Two-Stage Protection Done Right
Coordination via Series Impedance
The common most solution to the coordination problem is the following:
First, the large protector is placed at frontend of the circuit to do the heavy-lifting, the small protector is placed at the backend of the circuit to suppress the remaining residue surge. Both protectors are separated by a series impedance - it can be a resistor or inductor intentionally designed into a single protector. Sometimes, the parasitic inductance of the line wiring itself is assumed to provide this impedance implicitly.
For example, the diagram above is a possible way to coordinate a GDT and a MOV. During a surge, the MOV is first turned on within nanoseconds. The large current flow creates a voltage drop across the series impedance Z1. This voltage drop creates a high voltage before Z1 even after RV1 turns on, allowing the GDT turn on after 1 microsecond as well. As a result, both components suppress the surge cooperatively, and the total current rating of the surge protector is increased.

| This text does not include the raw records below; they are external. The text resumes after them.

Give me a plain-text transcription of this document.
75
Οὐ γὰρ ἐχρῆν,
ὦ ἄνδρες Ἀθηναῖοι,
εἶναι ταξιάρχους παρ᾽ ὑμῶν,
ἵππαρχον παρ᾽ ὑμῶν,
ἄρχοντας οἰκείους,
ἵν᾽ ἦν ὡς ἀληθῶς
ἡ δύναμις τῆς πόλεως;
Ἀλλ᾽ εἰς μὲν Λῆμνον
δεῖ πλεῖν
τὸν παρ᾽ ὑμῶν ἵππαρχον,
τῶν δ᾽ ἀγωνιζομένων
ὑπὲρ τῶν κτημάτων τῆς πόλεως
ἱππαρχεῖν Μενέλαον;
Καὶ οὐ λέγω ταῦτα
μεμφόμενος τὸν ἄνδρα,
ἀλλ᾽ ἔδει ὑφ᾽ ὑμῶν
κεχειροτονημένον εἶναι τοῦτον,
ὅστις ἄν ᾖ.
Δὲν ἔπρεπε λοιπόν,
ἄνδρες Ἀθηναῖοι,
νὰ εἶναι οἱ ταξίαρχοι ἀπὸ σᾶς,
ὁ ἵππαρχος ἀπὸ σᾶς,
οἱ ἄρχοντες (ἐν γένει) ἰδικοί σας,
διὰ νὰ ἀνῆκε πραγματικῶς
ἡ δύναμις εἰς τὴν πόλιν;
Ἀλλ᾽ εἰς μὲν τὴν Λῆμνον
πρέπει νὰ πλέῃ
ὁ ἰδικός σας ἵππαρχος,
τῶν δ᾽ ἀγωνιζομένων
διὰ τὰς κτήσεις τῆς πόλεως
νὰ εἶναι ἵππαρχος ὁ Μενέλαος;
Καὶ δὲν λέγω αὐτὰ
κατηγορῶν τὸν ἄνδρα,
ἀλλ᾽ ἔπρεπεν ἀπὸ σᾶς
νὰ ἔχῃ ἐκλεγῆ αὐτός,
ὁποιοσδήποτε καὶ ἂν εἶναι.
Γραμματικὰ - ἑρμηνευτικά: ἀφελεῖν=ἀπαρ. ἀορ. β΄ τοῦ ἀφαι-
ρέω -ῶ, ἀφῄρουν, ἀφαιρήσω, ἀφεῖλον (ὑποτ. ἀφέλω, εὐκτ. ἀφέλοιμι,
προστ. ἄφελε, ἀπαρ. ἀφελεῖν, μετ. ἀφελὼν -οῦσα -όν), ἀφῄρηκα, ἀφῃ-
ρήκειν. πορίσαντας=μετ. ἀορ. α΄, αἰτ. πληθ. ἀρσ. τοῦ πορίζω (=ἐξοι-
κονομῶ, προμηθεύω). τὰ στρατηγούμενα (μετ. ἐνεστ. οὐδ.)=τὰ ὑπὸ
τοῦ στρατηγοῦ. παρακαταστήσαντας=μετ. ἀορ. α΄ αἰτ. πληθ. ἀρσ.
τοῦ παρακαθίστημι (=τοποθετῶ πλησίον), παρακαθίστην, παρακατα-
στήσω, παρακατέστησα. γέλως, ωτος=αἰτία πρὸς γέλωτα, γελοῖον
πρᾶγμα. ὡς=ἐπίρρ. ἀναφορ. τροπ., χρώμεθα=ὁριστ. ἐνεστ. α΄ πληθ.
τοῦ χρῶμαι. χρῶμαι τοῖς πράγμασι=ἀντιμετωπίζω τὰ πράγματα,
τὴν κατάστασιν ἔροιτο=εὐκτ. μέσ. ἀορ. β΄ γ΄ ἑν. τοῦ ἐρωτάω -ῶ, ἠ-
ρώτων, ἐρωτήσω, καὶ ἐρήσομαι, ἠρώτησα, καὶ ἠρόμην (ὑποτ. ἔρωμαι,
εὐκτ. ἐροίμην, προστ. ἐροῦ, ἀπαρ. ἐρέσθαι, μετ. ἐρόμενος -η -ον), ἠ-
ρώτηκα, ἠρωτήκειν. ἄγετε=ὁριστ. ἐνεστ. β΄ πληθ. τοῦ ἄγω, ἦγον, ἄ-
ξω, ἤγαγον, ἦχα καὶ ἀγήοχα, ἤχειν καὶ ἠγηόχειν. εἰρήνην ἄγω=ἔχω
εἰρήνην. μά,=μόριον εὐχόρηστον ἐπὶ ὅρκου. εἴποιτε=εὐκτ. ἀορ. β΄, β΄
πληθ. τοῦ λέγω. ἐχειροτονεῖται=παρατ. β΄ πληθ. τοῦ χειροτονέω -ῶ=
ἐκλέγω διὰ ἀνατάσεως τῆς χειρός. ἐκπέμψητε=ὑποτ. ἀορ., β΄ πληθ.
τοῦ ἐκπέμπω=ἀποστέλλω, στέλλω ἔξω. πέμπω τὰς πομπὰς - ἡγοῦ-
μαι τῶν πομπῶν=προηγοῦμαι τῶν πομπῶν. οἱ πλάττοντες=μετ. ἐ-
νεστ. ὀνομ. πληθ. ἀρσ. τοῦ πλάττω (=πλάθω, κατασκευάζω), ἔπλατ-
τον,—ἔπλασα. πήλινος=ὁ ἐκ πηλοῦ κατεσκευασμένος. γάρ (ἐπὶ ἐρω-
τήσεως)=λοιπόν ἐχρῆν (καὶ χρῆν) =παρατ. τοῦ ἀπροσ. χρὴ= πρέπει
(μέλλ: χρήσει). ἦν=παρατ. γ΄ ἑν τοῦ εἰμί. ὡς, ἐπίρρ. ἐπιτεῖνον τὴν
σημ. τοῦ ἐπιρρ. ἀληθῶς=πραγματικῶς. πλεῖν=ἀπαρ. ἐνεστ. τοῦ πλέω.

Coordination via Semiconductor Current Limiter
For protecting low-voltage signal lines, another attractive solution to coordination is special semiconductor current limiters. They're high-voltage low-current resettable fuses made via semiconductor switches. During a surge, the secondary protector first turns on to absorb the initial transient. Once current reaches 100 mA or so, the load is disconnected by the switch and remains fully protected as long as surge voltage does not exceed the rating of the switch. For extra safety, GDTs continue to provide primary surge protection.
Conclusion
The discussion above barely scratched the surface, there are many surge protection circuit topologies for different applications. But as we can see, mixing surge protection circuits can create the following outcomes:
If a high-threshold, high-current protector is located at the frontend of the circuit, a low-threshold, low-current protector is located at the backend of the circuit, and both are separated by a series impedance, both protectors work cooperatively when they're sized properly.
When a high-threshold and a low-threshold protector are chained together, only the low-threshold protector will likely remain functional.
Only when reasonably matched MOV protectors are chained together, their current ratings are increased.
The possibility that surge protectors interact in a way that make all of them ineffective cannot be ruled out in unusual circuit topologies, but is unlikely for popular MOV-based protectors.
These conclusions explain why small surge protectors in home appliances usually don't interfere with the operation of the large surge protectors in the electrical box. It also suggests that a whole-house protector is not always a replacement for smaller protectors at appliance's side.
It also suggests that chaining surge-protected power strips is probably a non-concern for home applications, strictly from the perspective of protection coordination (not circuit overload). Losing one protector from a chain of two usually has negligible effect. Furthermore, many appliances have internal protections inside their power supplies. When these appliances are plugged into a surge-protected outlet, there's still a chaining even if the user is not doing it willingly.
The disclaimer not to chain surge protection is mostly to avoid legal liability for two reasons. First, a chained surge protector is operating under unknown technical conditions that it's never designed or tested for - although it's probably not a big deal. Furthermore, there's an increased risk of fire if the circuit is overloaded.
For distribution-box level installation, industrial applications, and protection circuit design, the problem of protector coordination can no longer be ignored. Furthermore, it also explains why most surge protectors only use cheap and boring MOVs for protection, in contrary to the high-tech impression that vendor's marketing wants to create. Cost is one reason, the fast-response of MOVs is another, the difficulty to reliably coordinate multiple forms of protection (especially with MOVs) is likely also a major reason.